For Europeans hoping to travel to Britain, a Brexit promise to end the right for EU citizens to use their national identity cards to travel to the UK has taken effect from 1 October. These are the key questions and answers.
What has changed?
More than 200 million Europeans can no longer visit the UK – unless they get passports. The government says: “You will not be able to use an EU, EEA or Swiss national ID card to enter the UK from 1 October 2021”.
Until the end of 2025 there will be a few exemptions, notably for people who have “settled or pre-settled status under the EU Settlement Scheme”, or those who have applied to it or have an EU Settlement Scheme family permit.
British citizens can continue to use a Gibraltar identity card to travel to the UK.
Ireland issues a “passport card” but not a national identity card. Irish citizens are not required to carry passports between the republic and the UK, though some airlines demand them.
Why the change?
It reflects a long-standing Brexit promise. During the referendum on EU membership, a key Vote Leave campaign message was: “In a world with so many new threats it’s safer to control our own borders and decide for ourselves who comes into this country, not be overruled by EU judges.”
How dodgy are the EU’s identity cards?
In the past, some European Union nations issued laminated identity cards that were relatively easy to forge or tamper with.
But since August 2021 all new ID cards issued by EU countries must follow a common pattern.
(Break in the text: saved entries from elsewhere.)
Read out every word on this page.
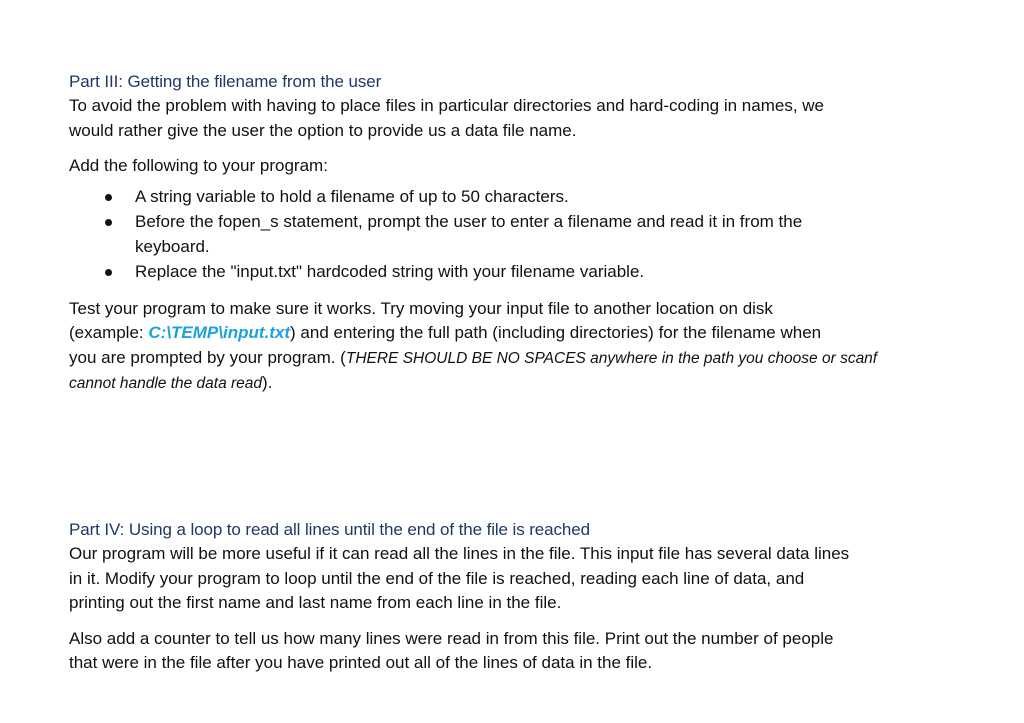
Part III: Getting the filename from the user

To avoid the problem with having to place files in particular directories and hard-coding in names, we
would rather give the user the option to provide us a data file name.

Add the following to your program:

A string variable to hold a filename of up to 50 characters.
Before the fopen_s statement, prompt the user to enter a filename and read it in from the
keyboard.
Replace the "input.txt" hardcoded string with your filename variable.

Test your program to make sure it works. Try moving your input file to another location on disk
(example: C:\TEMP\input.txt) and entering the full path (including directories) for the filename when
you are prompted by your program. (THERE SHOULD BE NO SPACES anywhere in the path you choose or scanf
cannot handle the data read).

Part IV: Using a loop to read all lines until the end of the file is reached

Our program will be more useful if it can read all the lines in the file. This input file has several data lines
in it. Modify your program to loop until the end of the file is reached, reading each line of data, and
printing out the first name and last name from each line in the file.

Also add a counter to tell us how many lines were read in from this file. Print out the number of people
that were in the file after you have printed out all of the lines of data in the file.
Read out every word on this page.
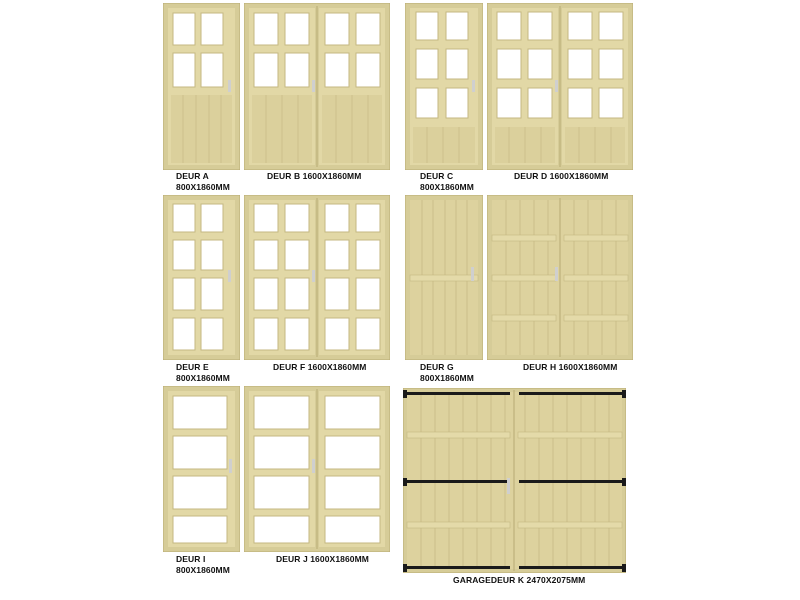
DEUR A
800X1860MM
DEUR B 1600X1860MM	DEUR C
800X1860MM
DEUR D 1600X1860MM
DEUR E
800X1860MM
DEUR F 1600X1860MM	DEUR G
800X1860MM
DEUR H 1600X1860MM
DEUR I
800X1860MM
DEUR J 1600X1860MM
GARAGEDEUR K 2470X2075MM
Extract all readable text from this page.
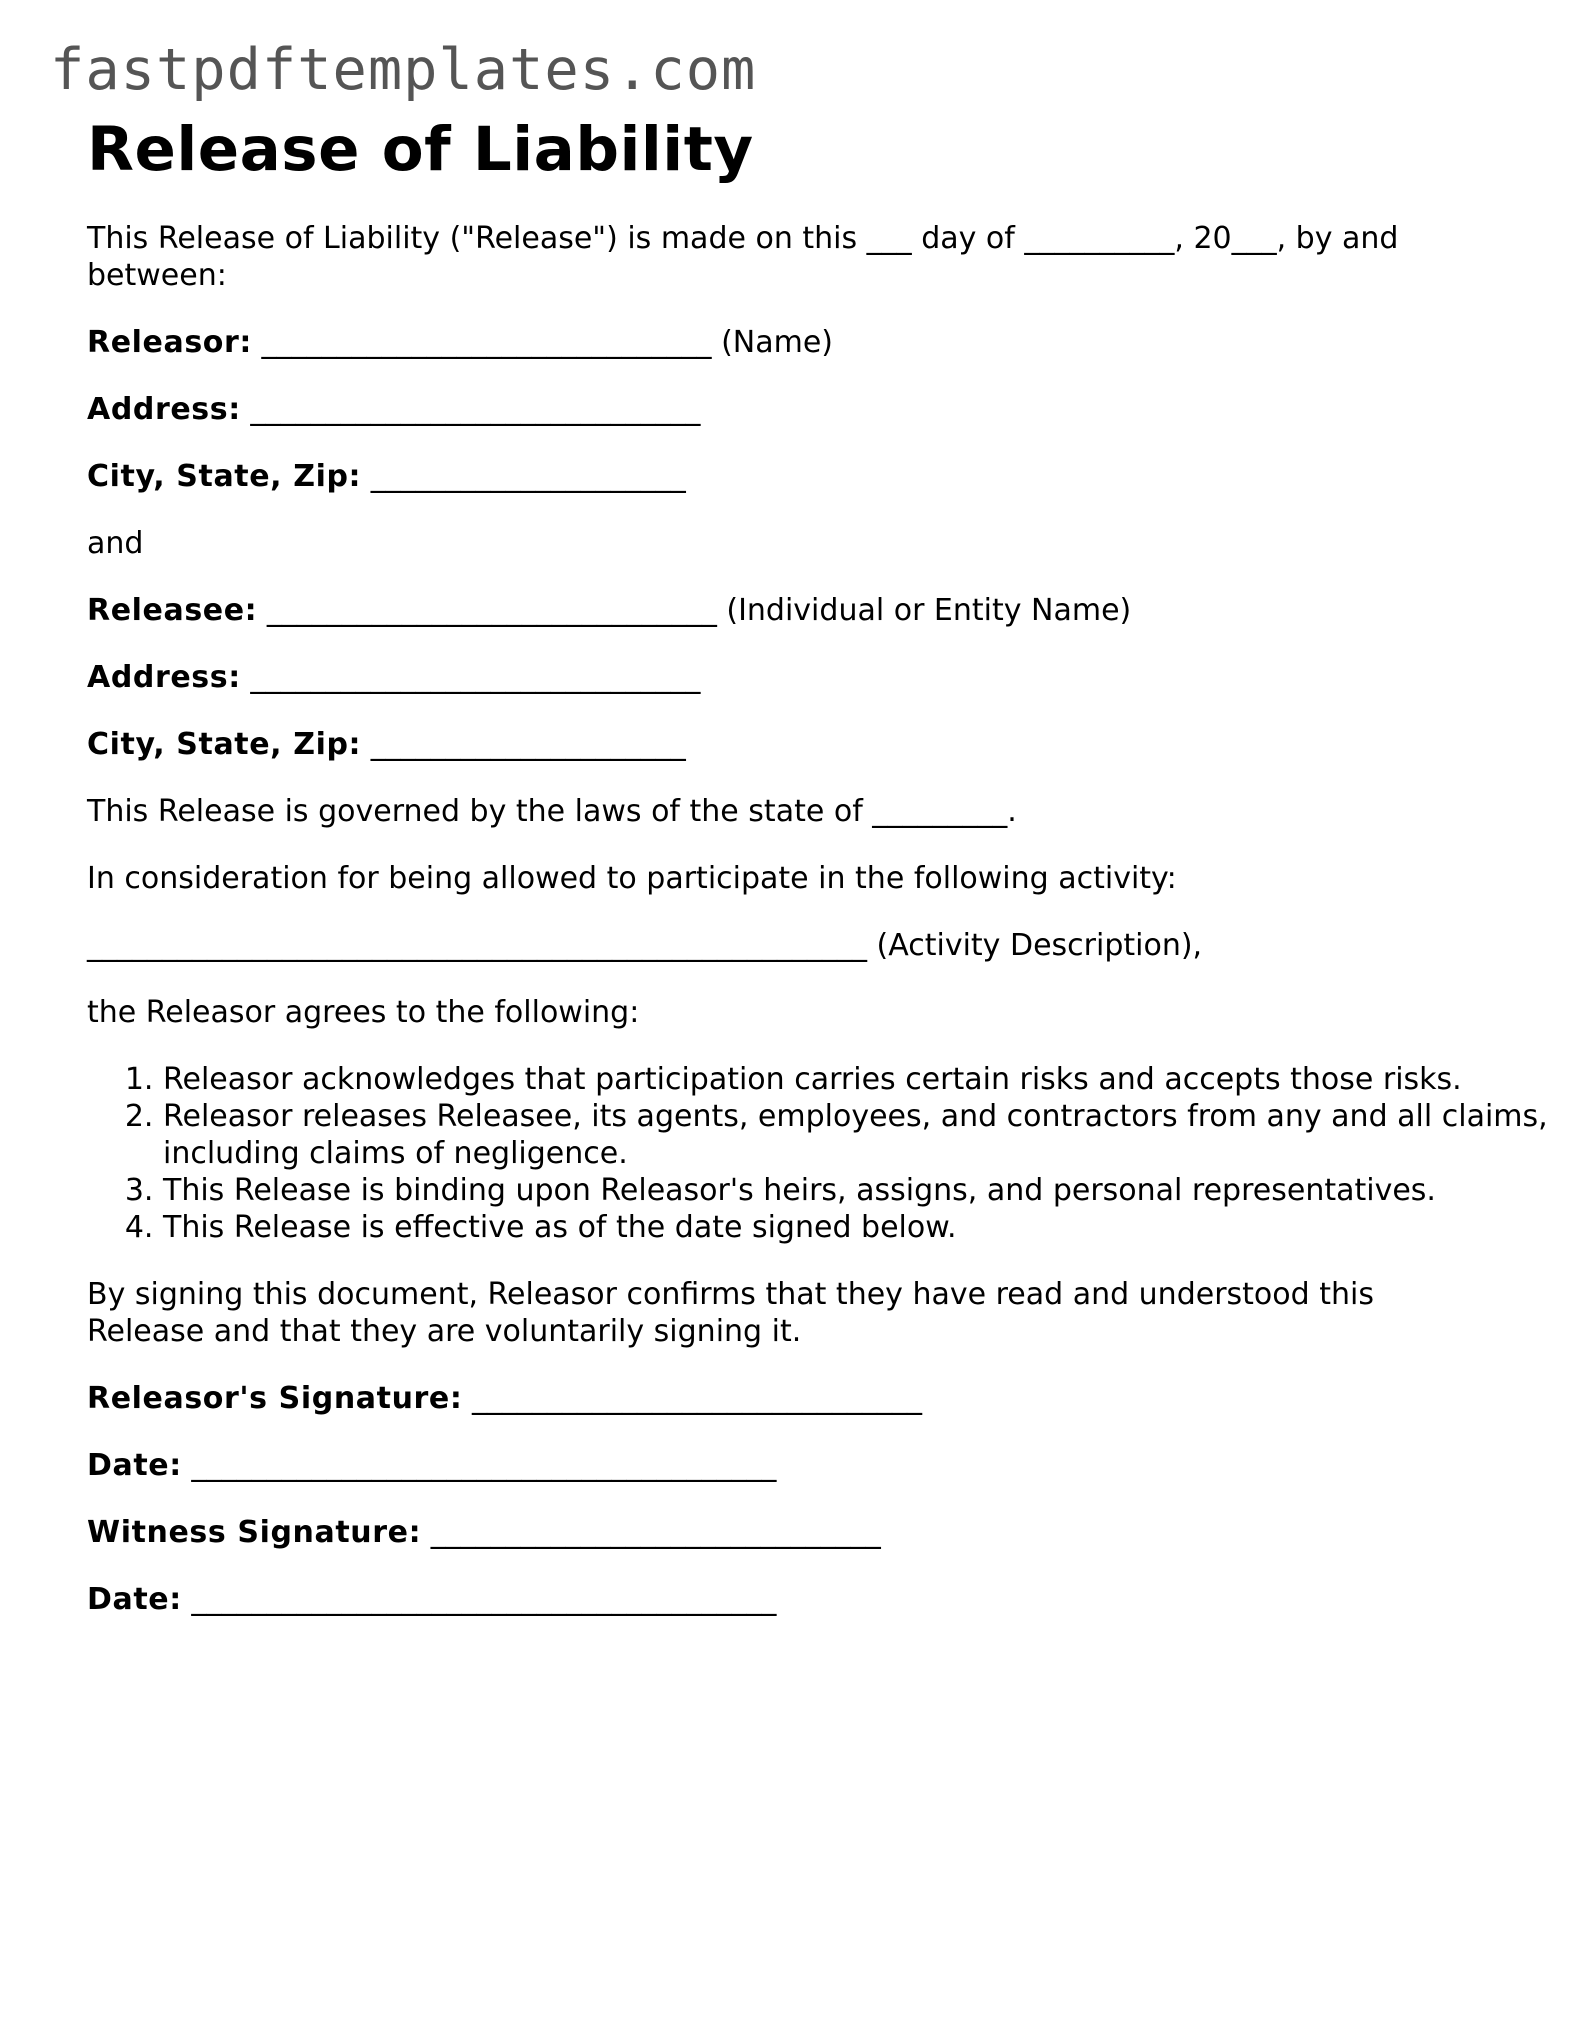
fastpdftemplates.com
Release of Liability

This Release of Liability ("Release") is made on this ___ day of __________, 20___, by and between:

Releasor: ______________________________ (Name)

Address: ______________________________

City, State, Zip: _____________________

and

Releasee: ______________________________ (Individual or Entity Name)

Address: ______________________________

City, State, Zip: _____________________

This Release is governed by the laws of the state of _________.

In consideration for being allowed to participate in the following activity:

____________________________________________________ (Activity Description),

the Releasor agrees to the following:

1. Releasor acknowledges that participation carries certain risks and accepts those risks.
2. Releasor releases Releasee, its agents, employees, and contractors from any and all claims, including claims of negligence.
3. This Release is binding upon Releasor's heirs, assigns, and personal representatives.
4. This Release is effective as of the date signed below.

By signing this document, Releasor confirms that they have read and understood this Release and that they are voluntarily signing it.

Releasor's Signature: ______________________________

Date: _______________________________________

Witness Signature: ______________________________

Date: _______________________________________
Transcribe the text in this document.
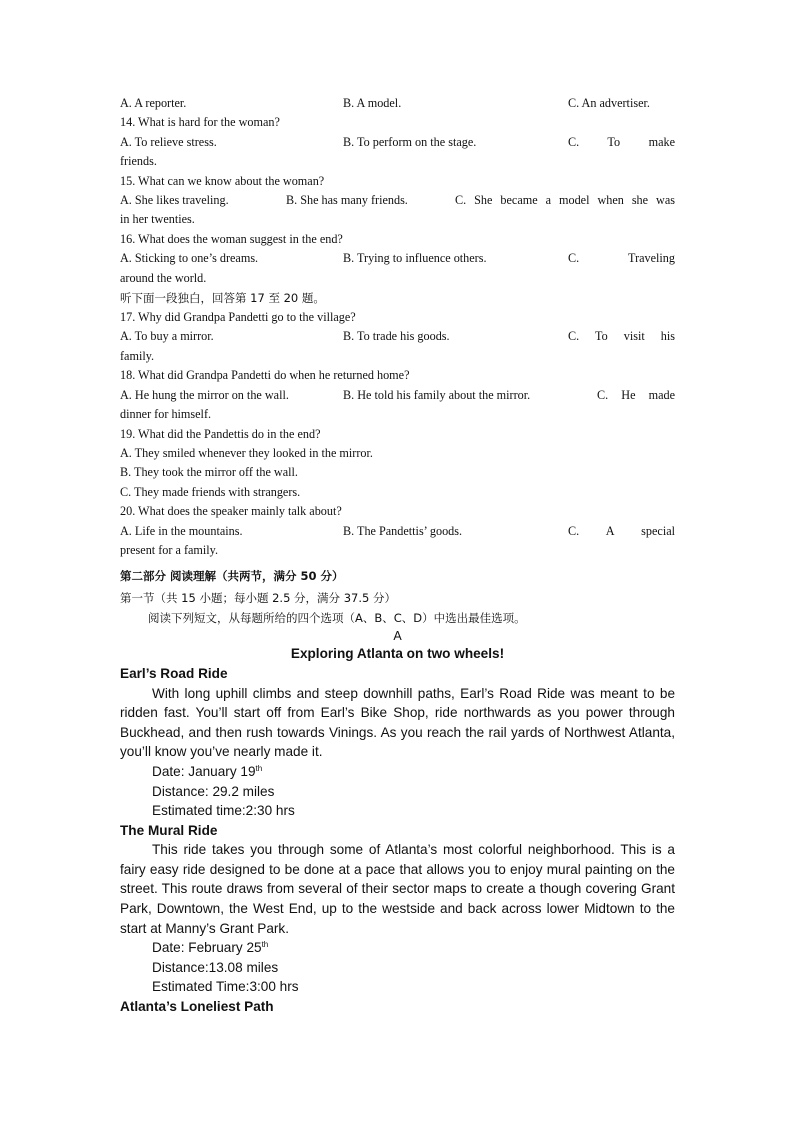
A. A reporter.	B. A model.	C. An advertiser.
14. What is hard for the woman?
A. To relieve stress.	B. To perform on the stage.	C. To make
friends.
15. What can we know about the woman?
A. She likes traveling.	B. She has many friends.	C. She became a model when she was
in her twenties.
16. What does the woman suggest in the end?
A. Sticking to one’s dreams.	B. Trying to influence others.	C. Traveling
around the world.
听下面一段独白，回答第 17 至 20 题。
17. Why did Grandpa Pandetti go to the village?
A. To buy a mirror.	B. To trade his goods.	C. To visit his
family.
18. What did Grandpa Pandetti do when he returned home?
A. He hung the mirror on the wall.	B. He told his family about the mirror.	C. He made
dinner for himself.
19. What did the Pandettis do in the end?
A. They smiled whenever they looked in the mirror.
B. They took the mirror off the wall.
C. They made friends with strangers.
20. What does the speaker mainly talk about?
A. Life in the mountains.	B. The Pandettis’ goods.	C. A special
present for a family.
第二部分 阅读理解（共两节，满分 50 分）
第一节（共 15 小题；每小题 2.5 分，满分 37.5 分）
阅读下列短文，从每题所给的四个选项（A、B、C、D）中选出最佳选项。
A
Exploring Atlanta on two wheels!
Earl’s Road Ride
With long uphill climbs and steep downhill paths, Earl’s Road Ride was meant to be ridden fast. You’ll start off from Earl’s Bike Shop, ride northwards as you power through Buckhead, and then rush towards Vinings. As you reach the rail yards of Northwest Atlanta, you’ll know you’ve nearly made it.
Date: January 19th
Distance: 29.2 miles
Estimated time:2:30 hrs
The Mural Ride
This ride takes you through some of Atlanta’s most colorful neighborhood. This is a fairy easy ride designed to be done at a pace that allows you to enjoy mural painting on the street. This route draws from several of their sector maps to create a though covering Grant Park, Downtown, the West End, up to the westside and back across lower Midtown to the start at Manny’s Grant Park.
Date: February 25th
Distance:13.08 miles
Estimated Time:3:00 hrs
Atlanta’s Loneliest Path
They comply with the highest security standards, as prescribed by the UN International Civil Aviation Organization, which requires them to be machine readable and to contain a microchip with the holder’s details. They are extremely difficult to forge or change.
The government in Berlin says: “Germany’s national identity card meets the highest requirements for document security. Its tough security features offer a high level of protection for the data and digital photograph stored on the chip.
“Card holders may also choose to store two fingerprints on the chip as well. In this way, the electronic identity card can be used as a secure travel document.”
We need passports to go to Europe, so surely it’s only fair?
Many people feel that way. But using ID cards for travel is a long-standing option that means many Europeans do not have passports.
While the UK was part of the European Union, it was one of only a handful of countries which did not issue ID cards.
EU citizens – and those of the wider European Economic Area plus Switzerland – may travel to all European countries except the UK on their national identity cards.
In addition citizens of some EU nations, including France, Germany, Italy and Portugal, can use ID cards to visit Egypt, Tunisia and Turkey.
The fear is that prospective visitors will be deterred by the need to get passport for travel only to the UK.
The effect is likely to be drastic for hotels, tourist attractions, restaurants and other enterprises that have previously had a lot of EU visitors. As well as European tourists and people visiting friends and family, business travellers may also be deterred.
Airlines, ferry firms and international train operators will also suffer from a loss of demand.
Surely we can get tourists from elsewhere?
That could be tricky. The move comes after the UK was revealed as the major European country with the greatest collapse in inbound tourism.
In July and August 2021, just 14 per cent of the visitor numbers for the corresponding months in 2019 arrived.
Joss Croft, chief executive of the industry body, UKinbound, said: “Pre-pandemic the UK’s inbound tourism industry was the jewel in our crown.
“Today the industry sits in tatters, desperate to rebuild but facing barrier upon barrier as it tries to recover.”